Hyperball packings related to octahedron and cube tilings in hyperbolic space

TL;DR

This paper investigates the densest arrangements of hyperballs in hyperbolic 3-space related to octahedron and cube tilings, finding configurations that surpass classical density bounds and identifying the most optimal packings.

Contribution

It introduces new hyperball packing configurations in hyperbolic space, determining their densities and showing some exceed known bounds for ball packings.

Findings

Densest hyperball packing density is approximately 0.86145.

Locally optimal non-congruent hyperball packing density is about 0.84931.

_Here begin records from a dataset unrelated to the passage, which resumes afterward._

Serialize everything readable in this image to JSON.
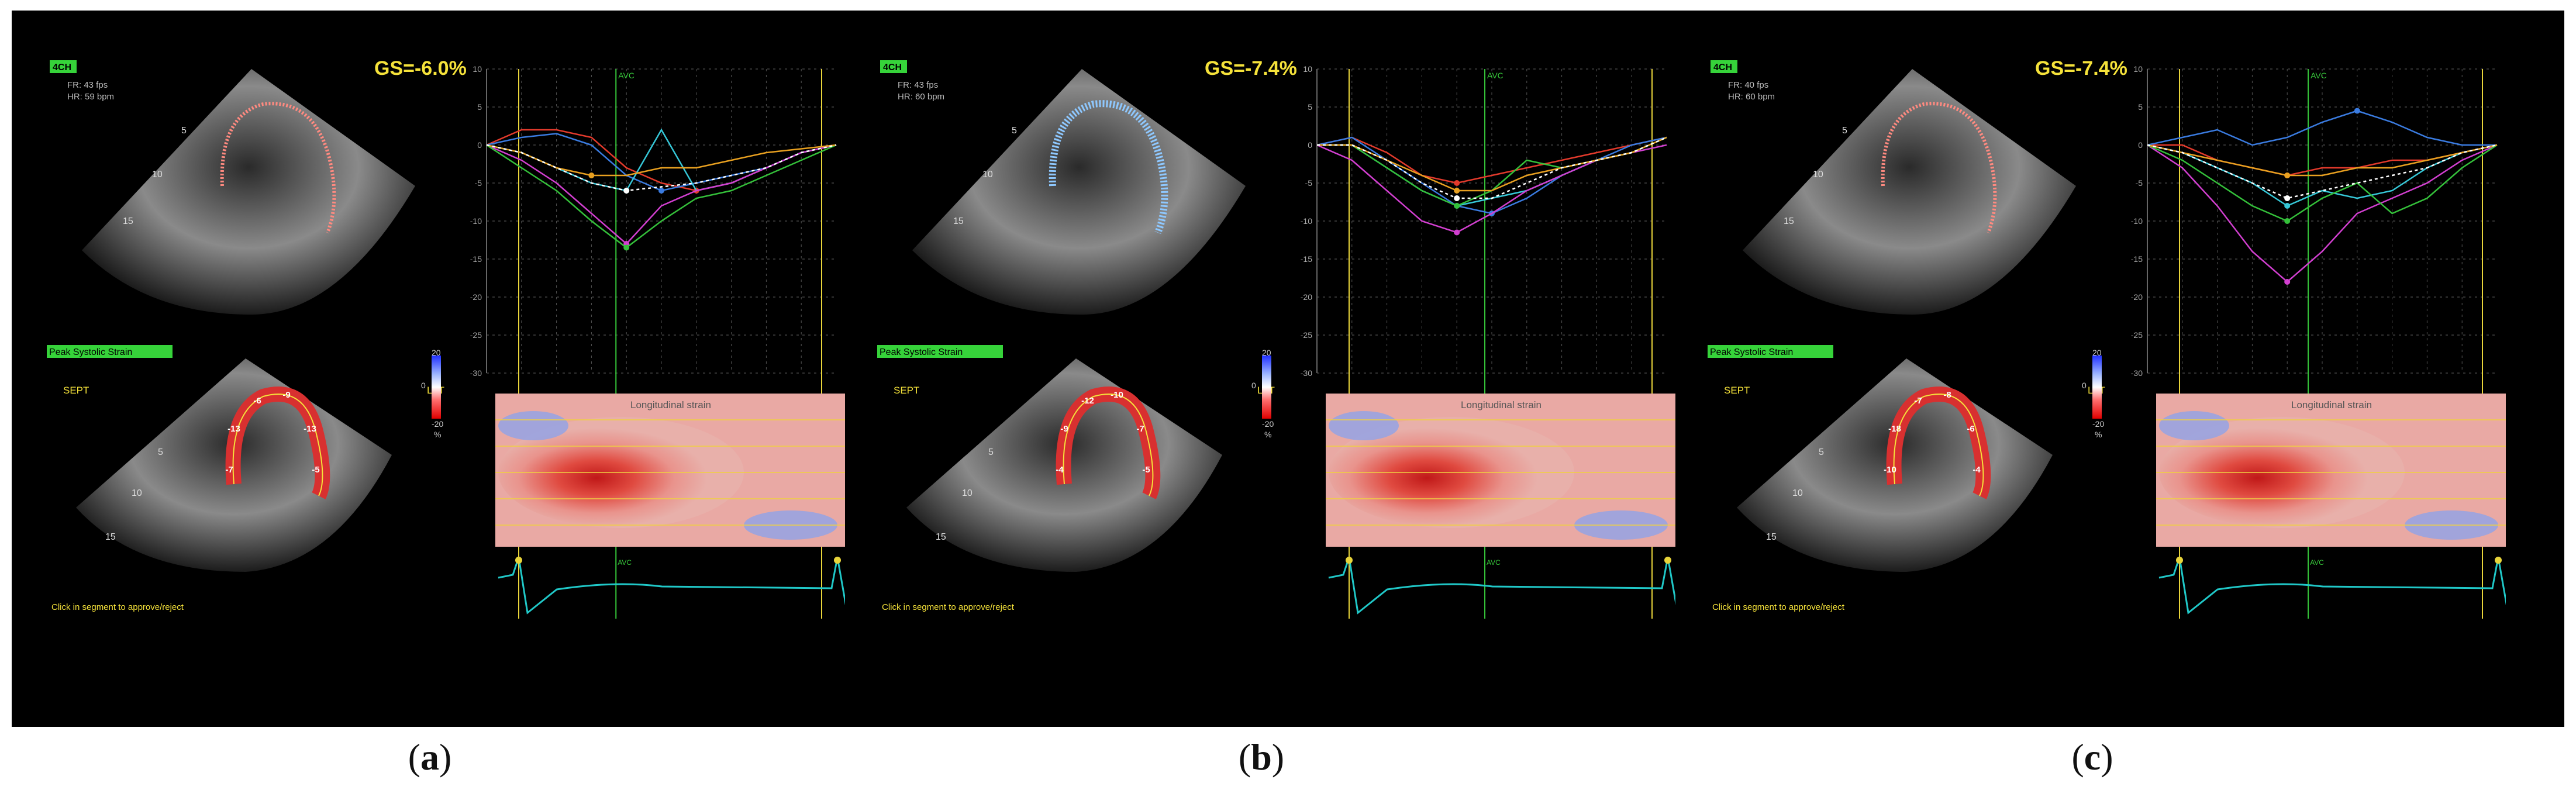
{
  "panels": [
    {
      "id": "a",
      "view": "4CH",
      "fr": "FR: 43 fps",
      "hr": "HR: 59 bpm",
      "gs": "GS=-6.0%",
      "peak_label": "Peak Systolic Strain",
      "sept": "SEPT",
      "lat": "LAT",
      "colorbar": [
        "20",
        "0",
        "-20",
        "%"
      ],
      "map_title": "Longitudinal strain",
      "avc": "AVC",
      "avc_ecg": "AVC",
      "click": "Click in segment to approve/reject",
      "depth_top": [
        "5",
        "10",
        "15"
      ],
      "depth_bottom": [
        "5",
        "10",
        "15"
      ],
      "segments": [
        "-7",
        "-13",
        "-6",
        "-9",
        "-13",
        "-5"
      ],
      "caption": "a",
      "chart_data": {
        "type": "line",
        "ylim": [
          -30,
          10
        ],
        "yticks": [
          "10",
          "5",
          "0",
          "-5",
          "-10",
          "-15",
          "-20",
          "-25",
          "-30"
        ],
        "x": [
          0,
          0.1,
          0.2,
          0.3,
          0.4,
          0.5,
          0.6,
          0.7,
          0.8,
          0.9,
          1.0
        ],
        "avc_x": 0.37,
        "series": [
          {
            "color": "#e33a2c",
            "values": [
              0,
              2,
              2,
              1,
              -3,
              -5,
              -6,
              -5,
              -3,
              -1,
              0
            ]
          },
          {
            "color": "#3a7be0",
            "values": [
              0,
              1,
              1.5,
              0,
              -4,
              -6,
              -5,
              -4,
              -3,
              -1,
              0
            ]
          },
          {
            "color": "#36c8d8",
            "values": [
              0,
              -1,
              -3,
              -5,
              -6,
              2,
              -6,
              -5,
              -3,
              -1,
              0
            ]
          },
          {
            "color": "#d23fd0",
            "values": [
              0,
              -2,
              -5,
              -9,
              -13,
              -8,
              -6,
              -5,
              -3,
              -1,
              0
            ]
          },
          {
            "color": "#34c03a",
            "values": [
              0,
              -3,
              -6,
              -10,
              -13.5,
              -10,
              -7,
              -6,
              -4,
              -2,
              0
            ]
          },
          {
            "color": "#e8a020",
            "values": [
              0,
              -1,
              -3,
              -4,
              -4,
              -3,
              -3,
              -2,
              -1,
              -0.5,
              0
            ]
          },
          {
            "color": "#ffffff",
            "values": [
              0,
              -1,
              -3,
              -5,
              -6,
              -5.5,
              -5,
              -4,
              -3,
              -1,
              0
            ]
          }
        ]
      }
    },
    {
      "id": "b",
      "view": "4CH",
      "fr": "FR: 43 fps",
      "hr": "HR: 60 bpm",
      "gs": "GS=-7.4%",
      "peak_label": "Peak Systolic Strain",
      "sept": "SEPT",
      "lat": "LAT",
      "colorbar": [
        "20",
        "0",
        "-20",
        "%"
      ],
      "map_title": "Longitudinal strain",
      "avc": "AVC",
      "avc_ecg": "AVC",
      "click": "Click in segment to approve/reject",
      "depth_top": [
        "5",
        "10",
        "15"
      ],
      "depth_bottom": [
        "5",
        "10",
        "15"
      ],
      "segments": [
        "-4",
        "-9",
        "-12",
        "-10",
        "-7",
        "-5"
      ],
      "caption": "b",
      "chart_data": {
        "type": "line",
        "ylim": [
          -30,
          10
        ],
        "yticks": [
          "10",
          "5",
          "0",
          "-5",
          "-10",
          "-15",
          "-20",
          "-25",
          "-30"
        ],
        "x": [
          0,
          0.1,
          0.2,
          0.3,
          0.4,
          0.5,
          0.6,
          0.7,
          0.8,
          0.9,
          1.0
        ],
        "avc_x": 0.48,
        "series": [
          {
            "color": "#e33a2c",
            "values": [
              0,
              1,
              -1,
              -4,
              -5,
              -4,
              -3,
              -2,
              -1,
              0,
              1
            ]
          },
          {
            "color": "#3a7be0",
            "values": [
              0,
              1,
              -2,
              -5,
              -8,
              -9,
              -7,
              -4,
              -2,
              0,
              1
            ]
          },
          {
            "color": "#36c8d8",
            "values": [
              0,
              0,
              -3,
              -6,
              -8,
              -7,
              -6,
              -4,
              -2,
              -1,
              1
            ]
          },
          {
            "color": "#d23fd0",
            "values": [
              0,
              -2,
              -6,
              -10,
              -11.5,
              -9,
              -6,
              -4,
              -2,
              -1,
              0
            ]
          },
          {
            "color": "#34c03a",
            "values": [
              0,
              0,
              -3,
              -6,
              -8,
              -6,
              -2,
              -3,
              -2,
              -1,
              1
            ]
          },
          {
            "color": "#e8a020",
            "values": [
              0,
              0,
              -2,
              -4,
              -6,
              -6,
              -4,
              -3,
              -2,
              -1,
              1
            ]
          },
          {
            "color": "#ffffff",
            "values": [
              0,
              0,
              -2,
              -5,
              -7,
              -7,
              -5,
              -3,
              -2,
              -1,
              1
            ]
          }
        ]
      }
    },
    {
      "id": "c",
      "view": "4CH",
      "fr": "FR: 40 fps",
      "hr": "HR: 60 bpm",
      "gs": "GS=-7.4%",
      "peak_label": "Peak Systolic Strain",
      "sept": "SEPT",
      "lat": "LAT",
      "colorbar": [
        "20",
        "0",
        "-20",
        "%"
      ],
      "map_title": "Longitudinal strain",
      "avc": "AVC",
      "avc_ecg": "AVC",
      "click": "Click in segment to approve/reject",
      "depth_top": [
        "5",
        "10",
        "15"
      ],
      "depth_bottom": [
        "5",
        "10",
        "15"
      ],
      "segments": [
        "-10",
        "-18",
        "-7",
        "-8",
        "-6",
        "-4"
      ],
      "caption": "c",
      "chart_data": {
        "type": "line",
        "ylim": [
          -30,
          10
        ],
        "yticks": [
          "10",
          "5",
          "0",
          "-5",
          "-10",
          "-15",
          "-20",
          "-25",
          "-30"
        ],
        "x": [
          0,
          0.1,
          0.2,
          0.3,
          0.4,
          0.5,
          0.6,
          0.7,
          0.8,
          0.9,
          1.0
        ],
        "avc_x": 0.46,
        "series": [
          {
            "color": "#e33a2c",
            "values": [
              0,
              0,
              -2,
              -3,
              -4,
              -3,
              -3,
              -2,
              -2,
              -1,
              0
            ]
          },
          {
            "color": "#3a7be0",
            "values": [
              0,
              1,
              2,
              0,
              1,
              3,
              4.5,
              3,
              1,
              0,
              0
            ]
          },
          {
            "color": "#36c8d8",
            "values": [
              0,
              -1,
              -3,
              -5,
              -8,
              -6,
              -7,
              -6,
              -3,
              -1,
              0
            ]
          },
          {
            "color": "#d23fd0",
            "values": [
              0,
              -3,
              -8,
              -14,
              -18,
              -14,
              -9,
              -7,
              -5,
              -2,
              0
            ]
          },
          {
            "color": "#34c03a",
            "values": [
              0,
              -2,
              -5,
              -8,
              -10,
              -7,
              -5,
              -9,
              -7,
              -3,
              0
            ]
          },
          {
            "color": "#e8a020",
            "values": [
              0,
              -1,
              -2,
              -3,
              -4,
              -4,
              -3,
              -3,
              -2,
              -1,
              0
            ]
          },
          {
            "color": "#ffffff",
            "values": [
              0,
              -1,
              -3,
              -5,
              -7,
              -6,
              -5,
              -4,
              -3,
              -1,
              0
            ]
          }
        ]
      }
    }
  ]
}
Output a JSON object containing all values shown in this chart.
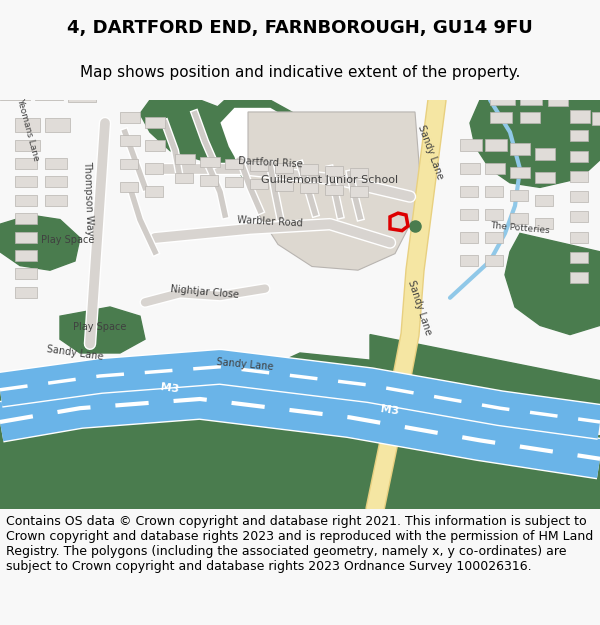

Some hyperball packings surpass the B"or"oczky-Florian density upper bound.

Abstract

In this paper we study congruent and non-congruent hyperball (hypersphere) packings of the truncated regular octahedron and cube tilings. These are derived from the Coxeter simplex tilings $\{p,3,4\}$ $(7\le p \in \mathbb{N})$ and $\{p,4,3\}$ $(5\le p \in \mathbb{N})$ in $3$-dimensional hyperbolic space $\mathbb{H}^3$. We determine the densest hyperball packing arrangement and its density with congruent and non-congruent hyperballs related to the above tilings in $\mathbb{H}^3$. We prove that the locally densest congruent or non-congruent hyperball configuration belongs to the regular truncated cube with density $\approx 0.86145$. This is larger than the B\"or\"oczky-Florian density upper bound for balls and horoballs. Our locally optimal non-congruent hyperball packing configuration cannot be extended to the entire hyperbolic space $\mathbb{H}^3$, but we determine the extendable densest non-congruent hyperball packing arrangement related to a regular cube tiling with density $\approx 0.84931$.